Apart from the scale, the other challenge is that the fraudulent signalling messages often imitate some of the messages that drive genuine value added services which are revenue generating for the operator. The messages that drive those services differ from normal signalling so the systems need to distinguish between those unusual signals and the unsafe ones – the harmless from the harmful.
The number of messages we see that are unusual but safe by far dwarfs the number of fraudulent ones. Nevertheless, we would still put the number of potentially fraudulent messages at a level of around one per second on every network in the world. Accurately stopping those harmful messages without disrupting normal network traffic is the challenge that the signalling firewalls need to meet.

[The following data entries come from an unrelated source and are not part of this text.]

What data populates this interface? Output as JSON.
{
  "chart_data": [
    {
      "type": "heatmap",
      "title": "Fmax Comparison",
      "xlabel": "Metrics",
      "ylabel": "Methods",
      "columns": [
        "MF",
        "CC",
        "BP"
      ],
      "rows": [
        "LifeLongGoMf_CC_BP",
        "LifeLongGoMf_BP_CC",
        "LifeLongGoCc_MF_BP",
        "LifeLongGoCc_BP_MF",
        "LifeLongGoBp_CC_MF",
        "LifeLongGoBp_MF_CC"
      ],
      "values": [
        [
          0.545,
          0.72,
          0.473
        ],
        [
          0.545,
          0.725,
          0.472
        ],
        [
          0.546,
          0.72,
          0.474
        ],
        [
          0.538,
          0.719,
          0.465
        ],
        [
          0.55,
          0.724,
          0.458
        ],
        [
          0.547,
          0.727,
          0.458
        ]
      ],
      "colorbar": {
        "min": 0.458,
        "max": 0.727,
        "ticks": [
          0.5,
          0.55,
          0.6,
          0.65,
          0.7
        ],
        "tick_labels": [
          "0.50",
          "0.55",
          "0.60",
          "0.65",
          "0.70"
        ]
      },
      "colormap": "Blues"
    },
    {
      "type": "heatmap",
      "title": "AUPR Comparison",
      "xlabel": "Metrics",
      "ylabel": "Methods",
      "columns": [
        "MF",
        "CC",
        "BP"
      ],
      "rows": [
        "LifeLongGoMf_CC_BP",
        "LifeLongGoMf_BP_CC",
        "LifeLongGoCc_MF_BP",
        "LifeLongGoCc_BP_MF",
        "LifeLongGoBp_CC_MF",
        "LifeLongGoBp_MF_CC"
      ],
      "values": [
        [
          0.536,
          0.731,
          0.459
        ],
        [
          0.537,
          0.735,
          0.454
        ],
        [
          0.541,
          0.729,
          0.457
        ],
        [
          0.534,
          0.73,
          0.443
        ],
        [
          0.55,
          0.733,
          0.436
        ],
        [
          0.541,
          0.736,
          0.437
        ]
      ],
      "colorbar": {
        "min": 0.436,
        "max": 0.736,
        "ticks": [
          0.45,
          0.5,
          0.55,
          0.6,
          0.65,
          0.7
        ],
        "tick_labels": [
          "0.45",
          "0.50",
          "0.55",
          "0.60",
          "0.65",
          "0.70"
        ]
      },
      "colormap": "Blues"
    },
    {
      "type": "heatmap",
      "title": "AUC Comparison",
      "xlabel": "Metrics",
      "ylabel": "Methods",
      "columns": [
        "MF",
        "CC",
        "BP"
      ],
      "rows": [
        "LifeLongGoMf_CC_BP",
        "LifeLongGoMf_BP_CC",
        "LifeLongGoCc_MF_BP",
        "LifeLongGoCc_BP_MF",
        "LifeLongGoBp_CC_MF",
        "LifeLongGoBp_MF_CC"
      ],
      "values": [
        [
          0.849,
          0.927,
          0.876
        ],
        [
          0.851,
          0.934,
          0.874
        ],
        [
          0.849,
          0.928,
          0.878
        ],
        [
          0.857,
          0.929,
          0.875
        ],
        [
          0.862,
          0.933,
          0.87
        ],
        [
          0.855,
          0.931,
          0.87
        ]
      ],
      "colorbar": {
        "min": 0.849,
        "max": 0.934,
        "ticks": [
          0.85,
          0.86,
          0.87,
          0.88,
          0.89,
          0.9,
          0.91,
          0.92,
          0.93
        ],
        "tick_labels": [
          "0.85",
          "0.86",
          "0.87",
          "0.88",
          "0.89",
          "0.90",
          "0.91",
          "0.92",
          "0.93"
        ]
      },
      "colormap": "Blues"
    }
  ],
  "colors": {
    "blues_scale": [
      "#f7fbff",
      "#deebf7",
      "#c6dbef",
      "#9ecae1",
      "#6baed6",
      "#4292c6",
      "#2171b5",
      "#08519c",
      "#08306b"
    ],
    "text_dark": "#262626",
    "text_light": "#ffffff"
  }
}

We are confident that the signalling firewalls we are providing to operators would have caught and blocked the O2 attack – indeed one of our firewalls did stop such an attack about the same time as the O2 incident. One way we can do that is by taking a measure of distance and velocity to make a judgement on the location updates that were behind the O2 attack. A mobile signalling in Germany one evening, cannot be legitimately signalling a short while later from an island in the Pacific or the Caribbean for example. The subscriber could not have travelled that distance in that time.
But, as Vodafone and Deutsche Telekom have pointed out, measures taken by individual operators represent only a limited solution. It will take concerted action by the whole industry to properly protect against fraudsters looking to exploit SS7 signalling weaknesses.
Maybe, this first confirmation of the type of fraud attack that the mobile industry was fearing, might be the catalyst that accelerates the roll-out of protection. Rather than the start of something bad, let’s hope it signals the beginning of the end.